The patient is positioned with the heels at the end of the table for easy access and manipulation. The pelvis is moved on the side of the bed on the side of surgery, with the trochanteric region on the border of the surgical bed. A good practice is to position a safety belt well attached to the bed, at pelvis level, to block the patient from unexpected movements.
Depending on the surgeon’s preference, a tourniquet is positioned high on the thigh to permit a comfortable surgical field preparation and avoid distal migration of it. The tourniquet must be placed snug but not tight. Before positioning the tourniquet a soft cotton padding material is rolled on. The tourniquet pressure is usually set between 300 and 350 mm/hg for a normal adult man or female and is activated when the sterile field is ready. Many articles have been written about tourniquet usefulness in arthroscopic surgery. Arthroscopic anterior cruciate ligament reconstruction with a tourniquet was significantly associated with less operative visualization difficulties (p < 0.05), compared with surgery without a tourniquet. There were no significant differences in visual analogue scale pain, blood loss, operation time, and complications between the two groups as evidenced by many studies [8, 9]. One recent study demonstrated that tourniquet use did not affect rehabilitation, return to activities, and muscle damage after arthroscopic meniscectomy [10].
After the positioning of tourniquet, a plastic drape can be placed to protect the tourniquet and the patient from the preparation solution. After this step there are two different options for preparing the patient, using the circumferential leg holder or a lateral post. In the first case the leg holder is attached close to the thigh, the strap is placed, and the foot of the bed is lowered or removed depending on the table type. The surgeon or an assistant must check that the leg can be moved to obtain a correct visualization of the medial and lateral compartments of the knee. If the surgeon works without an assistant, the leg can be positioned in valgus for medial arthroscopy or (Fig. 2.4) for lateral arthroscopy.

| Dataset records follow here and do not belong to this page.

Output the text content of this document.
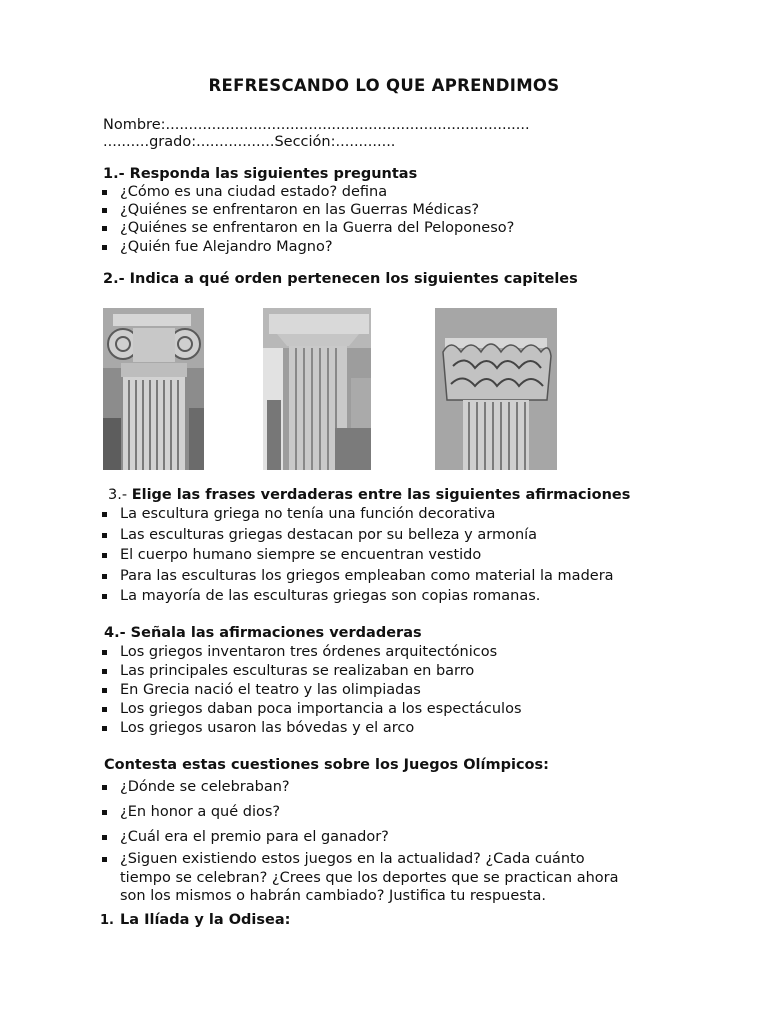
REFRESCANDO LO QUE APRENDIMOS
Nombre:...............................................................................
..........grado:.................Sección:.............
1.- Responda las siguientes preguntas
¿Cómo es una ciudad estado? defina
¿Quiénes se enfrentaron en las Guerras Médicas?
¿Quiénes se enfrentaron en la Guerra del Peloponeso?
¿Quién fue Alejandro Magno?
2.- Indica a qué orden pertenecen los siguientes capiteles
3.- Elige las frases verdaderas entre las siguientes afirmaciones
La escultura griega no tenía una función decorativa
Las esculturas griegas destacan por su belleza y armonía
El cuerpo humano siempre se encuentran vestido
Para las esculturas los griegos empleaban como material la madera
La mayoría de las esculturas griegas son copias romanas.
4.- Señala las afirmaciones verdaderas
Los griegos inventaron tres órdenes arquitectónicos
Las principales esculturas se realizaban en barro
En Grecia nació el teatro y las olimpiadas
Los griegos daban poca importancia a los espectáculos
Los griegos usaron las bóvedas y el arco
Contesta estas cuestiones sobre los Juegos Olímpicos:
¿Dónde se celebraban?
¿En honor a qué dios?
¿Cuál era el premio para el ganador?
¿Siguen existiendo estos juegos en la actualidad? ¿Cada cuánto
tiempo se celebran? ¿Crees que los deportes que se practican ahora
son los mismos o habrán cambiado? Justifica tu respuesta.
1. La Ilíada y la Odisea:
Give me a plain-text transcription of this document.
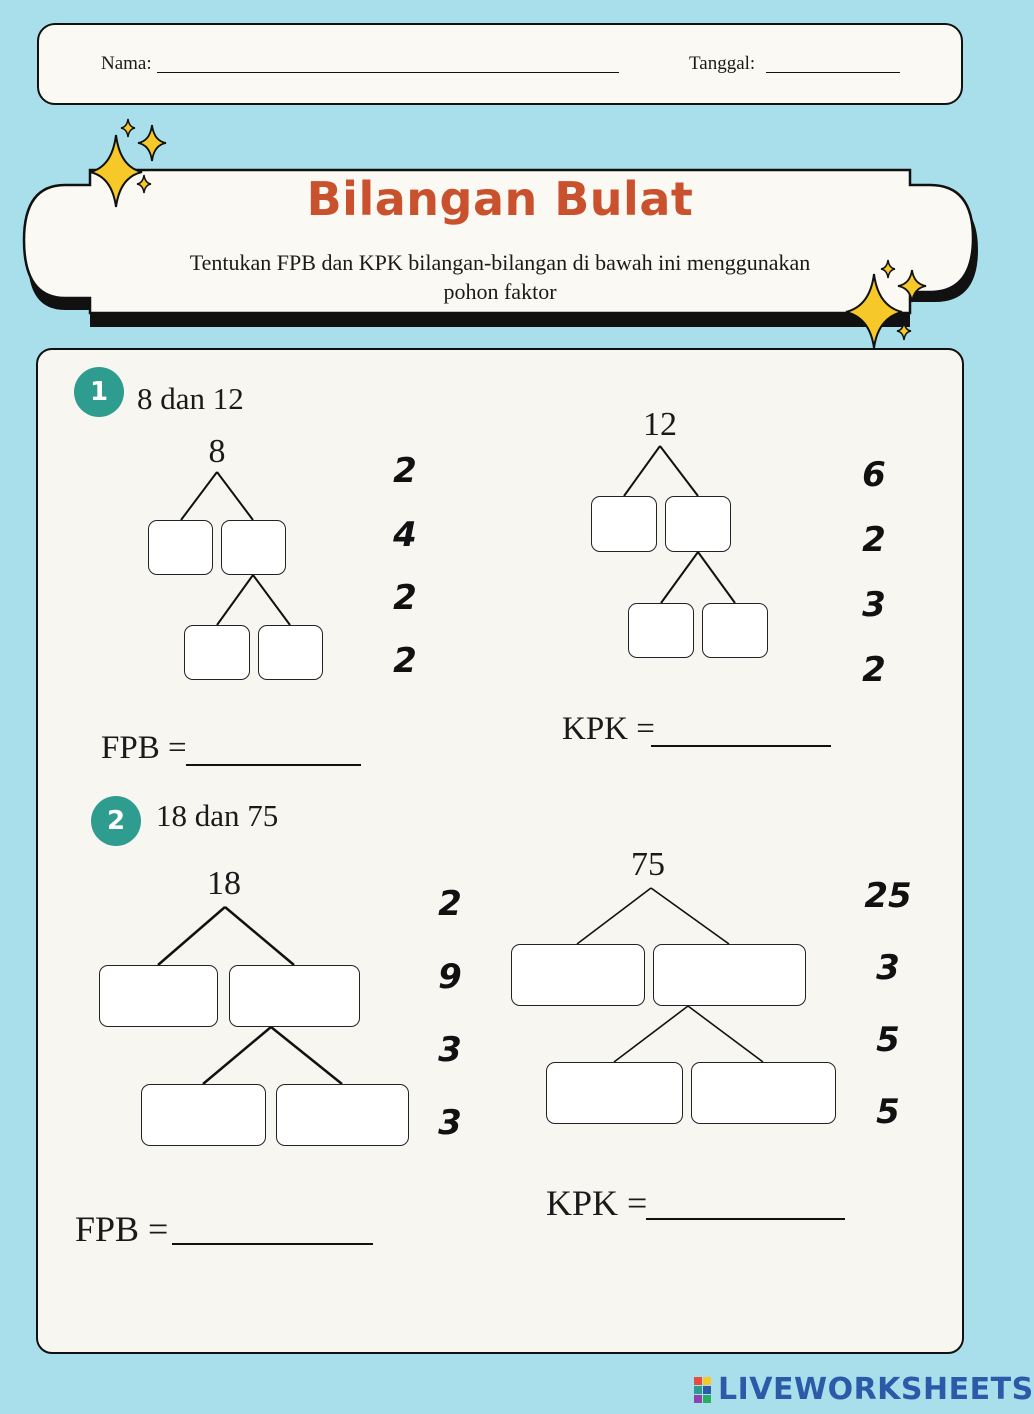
Nama:	Tanggal:
Bilangan Bulat
Tentukan FPB dan KPK bilangan-bilangan di bawah ini menggunakan pohon faktor
1 8 dan 12
8	2
4
2
2
12
6
2
3
2
FPB =
KPK =
2 18 dan 75
18
2
9
3
3
75
25
3
5
5
FPB =
KPK =
LIVEWORKSHEETS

Some surgeons prefer a lateral post instead of a leg holder (Fig. 2.2). Posts are available in many designs, curved or flat, fixed or with a small rotational movement. The post can be removed, and the leg flexed down the side of the table in order to perform surgery of the intercondylar notch. The lateral compartment is well exposed, positioning the leg in a four position, with the foot positioned across the contralateral leg and the knee flexed at 90°. Additional force can be applied to the medial knee to further open the lateral compartment.